Lighting is an important thing, and when the batteries run dry, you can improvise a simple candle or lamp with whatever fat, oil or grease you have around. This lamp was made with an extra tin, the fat/drippings from about 3/4 of a package of bacon, a wick made from half a cotton ball and a wick holder made from a twisted paper clip. That's it - pretty simple and easily improvised with what you have on hand.

People have been using candles and simple lamps for thousands of years, and they work, even in our modern age of LED flashlights. A fuel and a natural wick material (cotton works well and is readily available, but a variety of other materials work, too) are the consumables that you'll need - no grid or modern tech needed.
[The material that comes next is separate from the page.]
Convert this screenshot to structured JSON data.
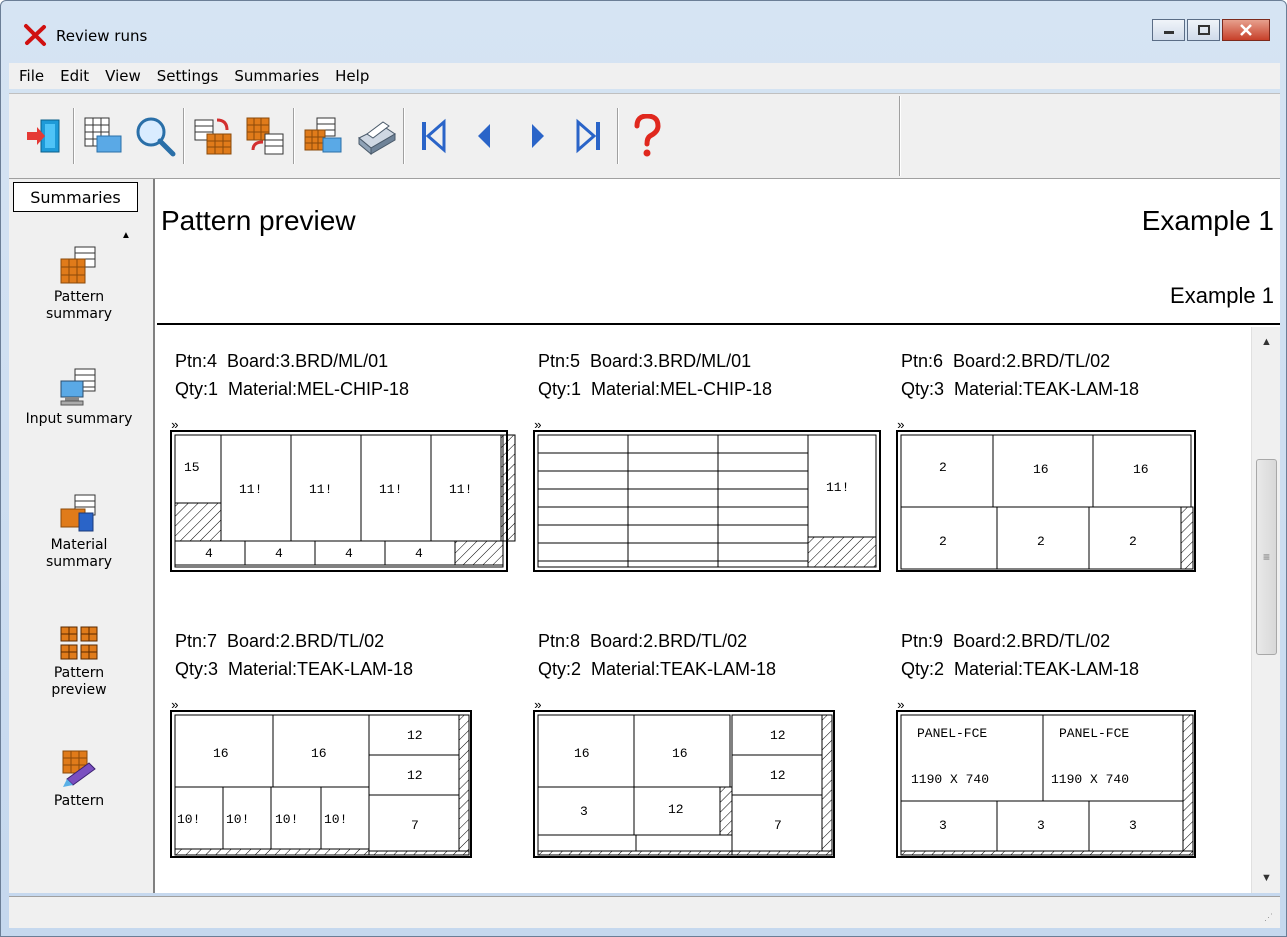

So far, this particular lamp has provided about 1.5 hours of light, completely uninterrupted. It doesn't kick off a massive amount of light, but definitely better than a tea light and enough to provide navigation light for a normal room. Simple tasks, sure. Reading...probably not so much, at least for my eyes. We're heading off to bed soon so I blew the candle out; I would guess it's got another hour and a half or so of life left in it, maybe more. I'll light it back up tomorrow.

A shot of the interior of the can, wick and holder after the jump below. For scale, the can is around the size of a tuna can - it held blueberries for a packaged muffin mix.

Bacon grease, a cotton wick made from paper towel and a paper clip wick holder.